Thérence regarda autour d’elle, comme si elle cherchait quelque autre que moi, et, quand elle arrêta ses yeux noirs sur ma figure déconfite et sotte, je crus qu’elle allait rire, ce qui m’eût percé le cœur. Mais elle n’en fit rien, et rougit même un si peu. Puis, me tendant la main bien franchement : — Merci, Tiennet fit-elle. Vous avez voulu me marquer votre souvenir, et je l’accepte, sans plus m’en faire accroire qu’il ne faut pour un bouquet.

— Eh bien, dit le grand bûcheux, si tu l’acceptes, ma fille, il t’en faut, suivant l’usage, attacher un brin sur ta coiffe !

— Mais non, répondit Thérence ; cela pourrait fâcher quelque fille du pays, et je ne veux point que ce bon Tiennet ait à se repentir pour m’avoir fait une honnêteté.

— Oh ! ça ne fâchera personne, m’écriai-je ; et si ça ne vous fâche point vous-même, ça me contentera grandement.

— Soit ! dit-elle, en cassant une petite branche de mes fleurs qu’elle s’attacha d’une épingle sur la tête. Nous ne sommes ici qu’au Chassin, Tiennet ; si nous étions en votre endroit, j’y ferais plus de façons, crainte de vous brouiller avec quelque payse.

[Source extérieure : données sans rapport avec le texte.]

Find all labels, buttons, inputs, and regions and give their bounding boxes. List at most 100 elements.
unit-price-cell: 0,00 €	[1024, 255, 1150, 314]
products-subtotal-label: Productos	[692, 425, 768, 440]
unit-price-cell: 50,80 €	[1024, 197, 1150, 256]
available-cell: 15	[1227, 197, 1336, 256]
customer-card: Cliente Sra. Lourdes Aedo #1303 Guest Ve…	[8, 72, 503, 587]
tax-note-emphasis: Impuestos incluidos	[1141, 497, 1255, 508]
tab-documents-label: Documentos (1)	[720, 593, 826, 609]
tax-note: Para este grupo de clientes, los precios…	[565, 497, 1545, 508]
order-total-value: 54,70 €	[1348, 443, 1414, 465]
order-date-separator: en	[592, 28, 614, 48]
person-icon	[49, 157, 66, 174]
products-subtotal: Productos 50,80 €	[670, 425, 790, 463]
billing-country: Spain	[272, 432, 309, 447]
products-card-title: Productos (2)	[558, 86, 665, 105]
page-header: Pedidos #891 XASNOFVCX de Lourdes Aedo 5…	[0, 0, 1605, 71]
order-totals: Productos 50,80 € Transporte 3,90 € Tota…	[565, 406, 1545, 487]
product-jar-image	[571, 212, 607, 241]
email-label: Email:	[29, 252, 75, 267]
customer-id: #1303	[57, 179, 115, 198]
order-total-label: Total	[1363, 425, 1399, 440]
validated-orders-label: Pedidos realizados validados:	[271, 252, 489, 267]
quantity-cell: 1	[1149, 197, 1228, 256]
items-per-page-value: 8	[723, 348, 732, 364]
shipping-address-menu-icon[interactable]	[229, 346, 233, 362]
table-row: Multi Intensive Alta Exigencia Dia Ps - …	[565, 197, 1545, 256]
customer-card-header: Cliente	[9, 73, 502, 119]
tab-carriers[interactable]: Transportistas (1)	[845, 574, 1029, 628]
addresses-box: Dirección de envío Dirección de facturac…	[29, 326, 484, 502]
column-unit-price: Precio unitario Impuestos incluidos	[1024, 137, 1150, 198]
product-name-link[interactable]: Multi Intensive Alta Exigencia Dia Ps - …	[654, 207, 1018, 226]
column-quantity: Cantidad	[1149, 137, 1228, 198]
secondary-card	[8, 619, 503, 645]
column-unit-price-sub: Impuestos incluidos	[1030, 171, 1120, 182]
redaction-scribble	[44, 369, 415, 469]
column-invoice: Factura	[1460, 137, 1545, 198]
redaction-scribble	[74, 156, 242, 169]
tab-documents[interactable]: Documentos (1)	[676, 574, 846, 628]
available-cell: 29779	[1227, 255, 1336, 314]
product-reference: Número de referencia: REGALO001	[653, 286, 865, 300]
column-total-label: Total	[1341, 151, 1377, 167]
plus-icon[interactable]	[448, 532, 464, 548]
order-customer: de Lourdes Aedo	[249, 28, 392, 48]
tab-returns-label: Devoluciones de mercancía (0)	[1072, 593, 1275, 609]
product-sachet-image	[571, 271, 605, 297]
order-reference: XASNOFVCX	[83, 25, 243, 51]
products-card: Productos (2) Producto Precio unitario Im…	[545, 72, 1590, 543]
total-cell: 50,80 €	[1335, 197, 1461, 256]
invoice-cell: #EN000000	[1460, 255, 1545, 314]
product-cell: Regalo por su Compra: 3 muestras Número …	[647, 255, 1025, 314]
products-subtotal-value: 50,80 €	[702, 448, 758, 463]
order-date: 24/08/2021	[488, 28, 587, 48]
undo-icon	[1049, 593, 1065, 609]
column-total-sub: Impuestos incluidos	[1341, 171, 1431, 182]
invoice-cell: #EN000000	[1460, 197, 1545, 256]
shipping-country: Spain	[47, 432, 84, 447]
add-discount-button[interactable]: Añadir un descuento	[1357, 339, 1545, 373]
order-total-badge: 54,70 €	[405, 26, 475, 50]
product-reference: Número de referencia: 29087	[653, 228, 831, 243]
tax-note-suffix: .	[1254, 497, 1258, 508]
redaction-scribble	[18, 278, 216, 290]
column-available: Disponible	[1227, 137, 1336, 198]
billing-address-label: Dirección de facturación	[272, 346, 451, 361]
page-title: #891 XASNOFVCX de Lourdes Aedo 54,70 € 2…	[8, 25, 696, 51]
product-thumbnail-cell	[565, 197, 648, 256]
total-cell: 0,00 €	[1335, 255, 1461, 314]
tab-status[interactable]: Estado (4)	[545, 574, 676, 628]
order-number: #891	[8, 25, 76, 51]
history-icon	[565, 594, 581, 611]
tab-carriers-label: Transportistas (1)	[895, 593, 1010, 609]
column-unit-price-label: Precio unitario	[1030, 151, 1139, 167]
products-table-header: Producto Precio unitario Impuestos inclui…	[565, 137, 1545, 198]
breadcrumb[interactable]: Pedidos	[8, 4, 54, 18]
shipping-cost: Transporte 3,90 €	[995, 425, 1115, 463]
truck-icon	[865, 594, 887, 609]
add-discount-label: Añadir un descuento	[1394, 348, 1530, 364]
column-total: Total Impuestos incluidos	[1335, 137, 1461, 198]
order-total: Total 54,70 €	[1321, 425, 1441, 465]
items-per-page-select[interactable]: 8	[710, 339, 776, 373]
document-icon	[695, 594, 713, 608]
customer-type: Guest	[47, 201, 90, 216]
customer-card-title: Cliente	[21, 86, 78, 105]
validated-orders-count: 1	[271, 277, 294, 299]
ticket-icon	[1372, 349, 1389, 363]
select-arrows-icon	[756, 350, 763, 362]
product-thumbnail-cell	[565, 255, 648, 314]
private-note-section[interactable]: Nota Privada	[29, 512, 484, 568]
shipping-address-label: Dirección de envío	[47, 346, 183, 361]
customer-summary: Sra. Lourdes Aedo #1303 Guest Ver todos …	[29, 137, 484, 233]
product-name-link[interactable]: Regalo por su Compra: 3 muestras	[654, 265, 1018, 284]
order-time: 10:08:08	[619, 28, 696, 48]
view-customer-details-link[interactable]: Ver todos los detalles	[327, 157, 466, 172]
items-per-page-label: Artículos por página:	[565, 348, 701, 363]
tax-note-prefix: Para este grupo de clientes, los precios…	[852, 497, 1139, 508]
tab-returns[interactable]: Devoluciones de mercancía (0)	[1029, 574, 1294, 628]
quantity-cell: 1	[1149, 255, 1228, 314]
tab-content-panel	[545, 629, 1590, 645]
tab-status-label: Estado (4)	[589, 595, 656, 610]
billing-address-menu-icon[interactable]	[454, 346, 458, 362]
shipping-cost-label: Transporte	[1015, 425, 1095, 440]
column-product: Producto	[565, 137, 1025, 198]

— Brouillez-moi avec toutes, Thérence, je ne demande pas mieux !

— Pour cela ? dit-elle, ce serait aller trop vite. Quand on dépouille son prochain, il faut le dédommager, et je ne vous connais pas assez, Tiennet, pour dire que nous y gagnerions tous les deux. Puis, détournant ce propos avec l’oubli d’elle-même qu’elle faisait si naturellement :

— C’est à ton tour, mignonne, dit-elle à Brulette ; quel remercîment vas-tu faire de ces deux mais, et dans lequel choisiras-tu ton fleuron ?

— Dans aucun, si je ne sais d’où ils me viennent ; répondit ma prudente cousine. Parlez donc, Huriel, et m’empêchez de faire une méprise.

— Je ne peux rien dire, dit Huriel, sinon que voilà le mien.

— Alors, je le prends tout entier, fit-elle en le détachant ; et quant à ce bouquet de rivière, m’est avis qu’il se déplaît bien, pendu à ma porte. Il se trouvera mieux dans le fossé.

Parlant ainsi, elle orna sa coiffe et son corsage des fleurs d’Huriel, et après avoir serré le restant dans sa chambre, elle se disposait à jeter l’autre dans le reste d’ancien fossé qui séparait le préau du petit parc ; mais comme elle y portait la main, Huriel s’étant refusé à faire une telle insulte à son rival, un son de musette sortit du bois dont le taillis serrait la petite cour en face de nous, et quelqu’un, qui par conséquent se trouvait caché assez près pour entendre et voir toutes choses, joua l’air des Trois Fendeux, du père Bastien.

Il le joua d’abord tel que nous le connaissions, et ensuite un peu différemment ; d’une façon plus douce et plus triste, et enfin le changea du tout au tout, variant les modes et y mêlant du sien, qui n’était pas pire, et qui même semblait soupirer et prier d’une manière si tendre qu’on ne se pouvait tenir d’en être touché de compassion. Ensuite, il le prit sur un ton plus fort et plus vif, comme si c’était une chanson de reproche et de commandement, et Brulette qui s’était avancée et arrêtée au bord du fossé, prête à y jeter le mai, mais ne s’y pouvant décider, recula comme effrayée de la colère qui était marquée dans cette musique. Alors Joseph, écartant les broussailles avec ses pieds et ses épaules, parut sur le revers du fossé, l’œil en feu, sonnant toujours, et semblant, par son jeu et sa mine, menacer Brulette d’un grand désespoir si elle ne renonçait point à l’affront qu’elle avait eu dessein de lui faire.